"Archer", disse a sra. Flanders com aquela ternura que as mães com muita frequência demonstram para com seus filhos homens mais velhos, "estará amanhã em Gibraltar."
O correio pelo qual esperava (caminhando Dods Hill acima enquanto os incertos sinos da igreja badalavam a melodia de um hino sacro em torno de sua cabeça, o relógio dando quatro batidas em meio às notas circundantes; a grama arroxeando sob uma nuvem que anunciava tempestade; e as duas dúzias de casas da vila encolhendo-se juntas, infinitamente humildes, sob uma lâmina de sombra), o correio, com toda a sua variedade de mensagens, envelopes endereçados com letras grossas, com letras inclinadas, selados ora com selos ingleses, ora com selos das colônias ou, às vezes, apressadamente estampados com uma barra amarela, o correio estava prestes a espalhar uma miríade de mensagens mundo afora. Se lucramos ou não com esse hábito de comunicação profusa não cabe a nós decidir. Mas que a arte de escrever cartas é praticada de forma insincera hoje em dia, em particular por moços em viagem ao exterior, é algo que parece bastante provável.
Por exemplo, considere esta cena.
Eis aqui Jacob Flanders, já no exterior e fazendo uma parada em Paris para depois seguir viagem. (A velha srta. Birkbeck, prima de sua mãe, morrera no último junho e lhe deixara uma centena de libras.)
"Você não precisa repetir essa besteira toda mais uma vez, Cruttendon", disse Mallinson, o pintor baixinho e careca que estava sentado a uma mesa de mármore, respingada de café e cheia de marcas redondas de vinho, falando muito depressa e, sem nenhuma dúvida, mais do que um tantinho embriagado.
"Então, Flanders, terminou a carta para a tua progenitora?", disse Cruttendon, quando Jacob chegou e sentou-se ao lado deles, segurando um envelope endereçado à sra. Flanders, arredores de Scarborough, Inglaterra.

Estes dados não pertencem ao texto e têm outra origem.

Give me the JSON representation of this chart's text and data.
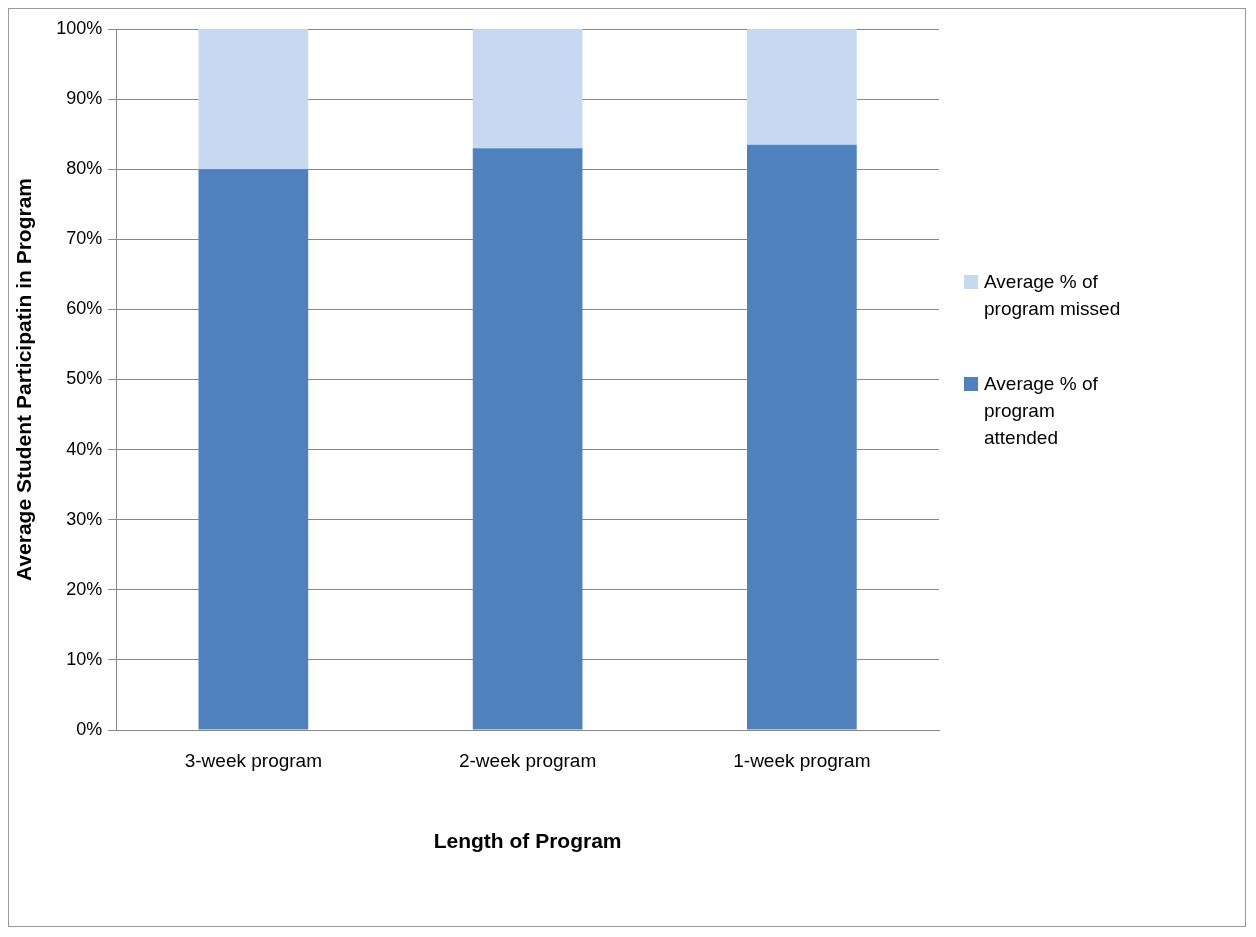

"Você defende Velásquez?" disse Cruttendon.
"Por amor de Deus, claro que sim", disse Mallinson.
"Ele sempre fica desse jeito", disse Cruttendon, irritado.
Jacob olhou para Mallinson com exagerada calma.
"Vou te dizer as três maiores coisas que já foram escritas em toda a literatura", disse Cruttendon subitamente. "Fique aí suspensa como uma fruta, minha alma", começou ele....
"Não dê ouvidos a um homem que não gosta de Velásquez", disse Mallinson.
"Adolphe, não sirva mais vinho ao sr. Mallinson", disse Cruttendon.
"Sejamos justos, sejamos justos", disse Jacob, imparcialmente. "Deixe que um homem se embriague se é o que ele quer. Isso é Shakespeare, Cruttendon. Estou contigo nesse respeito. Shakespeare tinha mais verve que todos esses malditos frogs postos juntos. 'Fique aí suspensa como uma fruta, minha alma'", começou ele a citar, numa voz retórica e musical, fazendo um floreado com o cálice de vinho. "Que o diabo preteie esta sua cara de nata, seu grande tolo!", exclamou ele, enquanto o vinho escorria pela borda.
"Fique aí suspensa como uma fruta, minha alma", Cruttendon e Jacob começaram, os dois ao mesmo tempo, e irromperam os dois numa gargalhada.
"Malditas moscas", disse Mallinson, dando um tapinha na calva. "O que elas pensam que eu sou?"
"Alguma coisa perfumada", disse Cruttendon.
"Cala essa boca, Cruttendon", disse Jacob. "Esse sujeito não tem modos", explicou muito polidamente para Mallinson. "Ele quer impedir as pessoas de beberem. Olha aqui. Eu quero tutano assado. Qual é mesmo, em francês, a palavra para tutano assado? Tutano assado, Adolphe. Então, dá para entender, seu imbecil?"